The role of shark fishing in the war is part of a short podcast about HMS Belfast made by children and on show to thousands visiting London over the holidays.
There are now 15 multi-media potted guides to 17 major attractions written and produced by the capital's primary school children. The guides are on display in London and on the web as part of the BBC's Tides and Times project, carried out in partnership with the Royal Institute of British Architects London.
The guides are being displayed in three "pods" along the Thames, each designed by children.
More than 500 Years 5 and 6 children were involved in the project, which was free to schools. Pupils from 15 primaries visited the sites, which range from Hampton Court Palace to the Thames Barrier, and then went to the BBC 21st Century Classroom (BBC 21CC) studios in west London to make films for public display.
Sally Briggs, project manager for BBC 21CC, said: "We wanted to bring together all these attractions and the obvious link was the Thames. All the schools are within one mile of the Thames."
A further three primaries worked with architecture practices Alsop, Urban Salon and Amenity Space to design the pods, which are at Somerset House, the Royal Festival Hall and Southwark Cathedral, respectively.
A fourth school worked with architects SCABAL to devise a walking trail between them - marked by waving plastic hands which are half-hidden along the route.
Tarek Merlin, project architect at Alsop, worked with Christ Church primary, Chelsea.
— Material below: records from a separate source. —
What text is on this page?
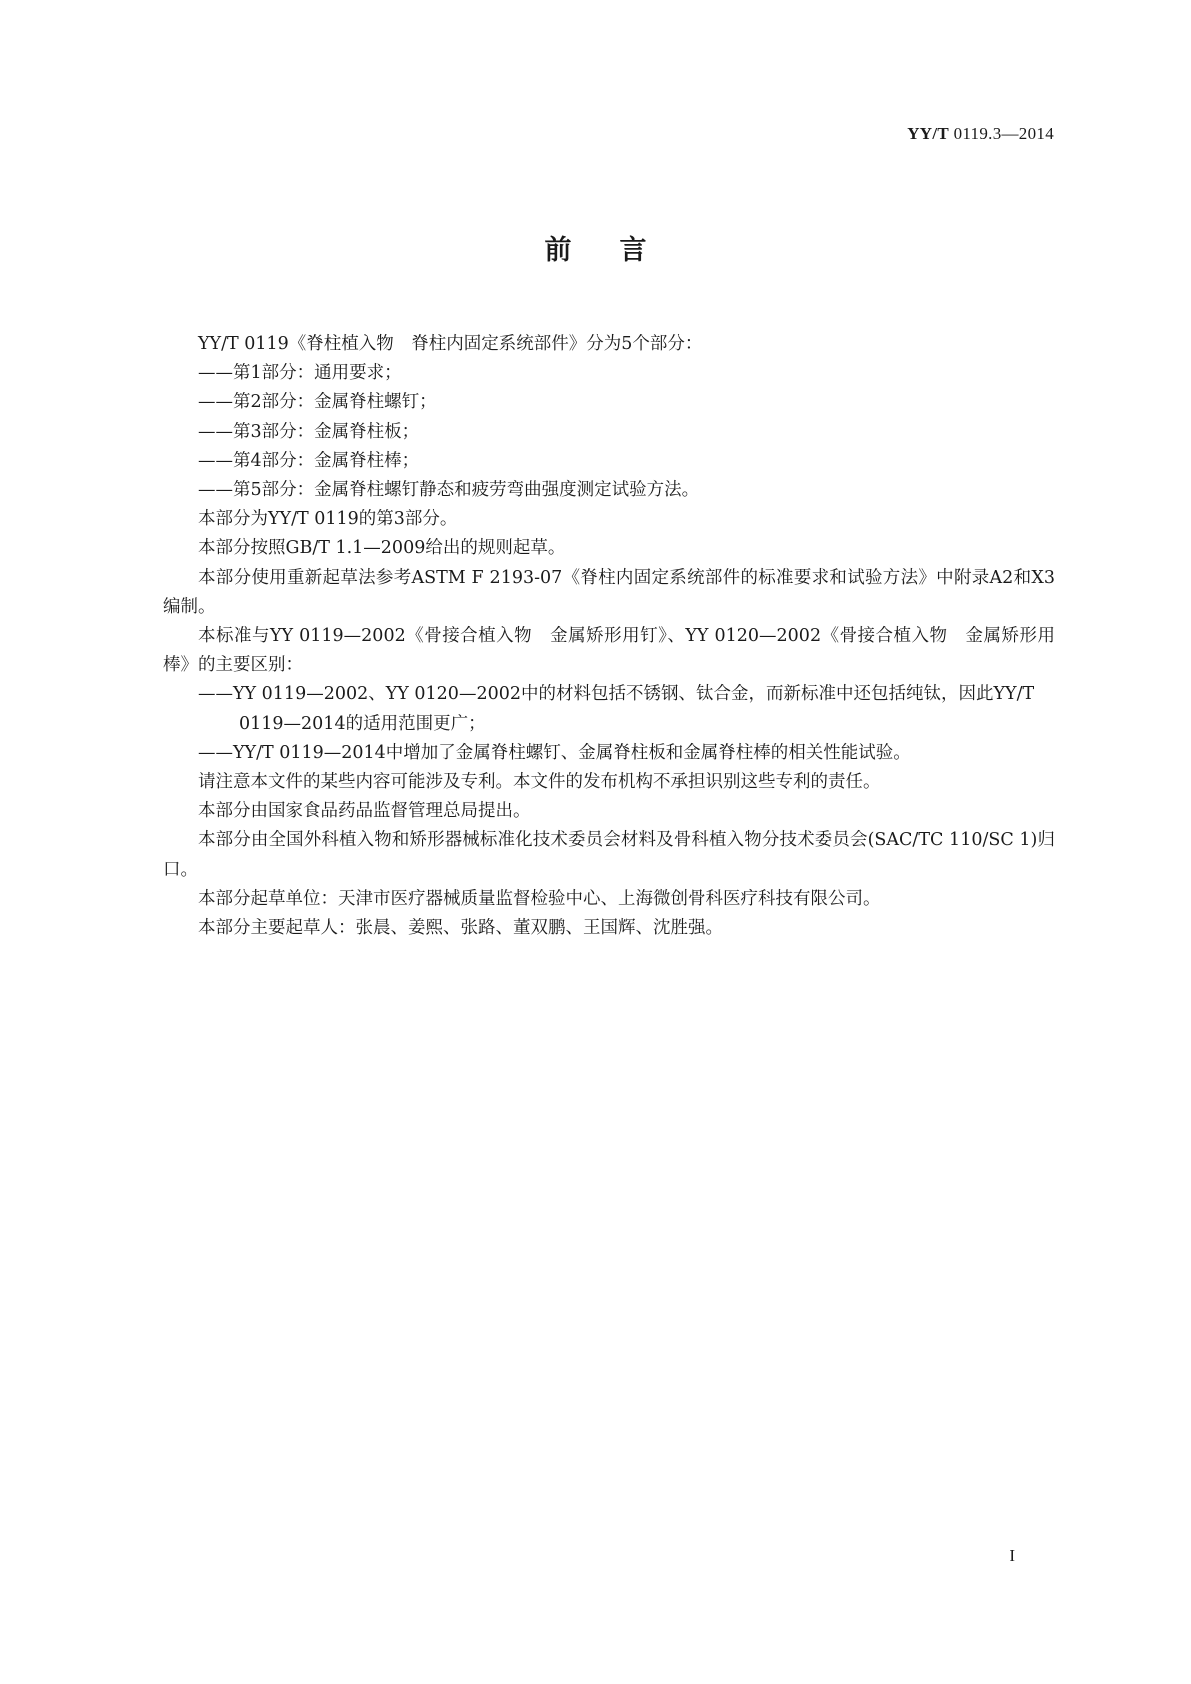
YY/T 0119.3—2014
前 言

YY/T 0119《脊柱植入物　脊柱内固定系统部件》分为5个部分：

——第1部分：通用要求；

——第2部分：金属脊柱螺钉；

——第3部分：金属脊柱板；

——第4部分：金属脊柱棒；

——第5部分：金属脊柱螺钉静态和疲劳弯曲强度测定试验方法。

本部分为YY/T 0119的第3部分。

本部分按照GB/T 1.1—2009给出的规则起草。

本部分使用重新起草法参考ASTM F 2193-07《脊柱内固定系统部件的标准要求和试验方法》中附录A2和X3编制。

本标准与YY 0119—2002《骨接合植入物　金属矫形用钉》、YY 0120—2002《骨接合植入物　金属矫形用棒》的主要区别：

——YY 0119—2002、YY 0120—2002中的材料包括不锈钢、钛合金，而新标准中还包括纯钛，因此YY/T 0119—2014的适用范围更广；

——YY/T 0119—2014中增加了金属脊柱螺钉、金属脊柱板和金属脊柱棒的相关性能试验。

请注意本文件的某些内容可能涉及专利。本文件的发布机构不承担识别这些专利的责任。

本部分由国家食品药品监督管理总局提出。

本部分由全国外科植入物和矫形器械标准化技术委员会材料及骨科植入物分技术委员会(SAC/TC 110/SC 1)归口。

本部分起草单位：天津市医疗器械质量监督检验中心、上海微创骨科医疗科技有限公司。

本部分主要起草人：张晨、姜熙、张路、董双鹏、王国辉、沈胜强。

I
He said: "We worked out a brief with the children and messed around with bits of cardboard and string and made a load of mess.
"They prepared a pod design, built a model and went to the BBC's IT suite, where they were able to animate the model.
"We then asked them to present their designs to us, just as once when Somerset House was the home of the Navy Board, people who wanted to build ships would go there with a model to seek funding.
"One model shone out, then we applied for planning permission and worked with Facit, who built it to a limited budget and on time."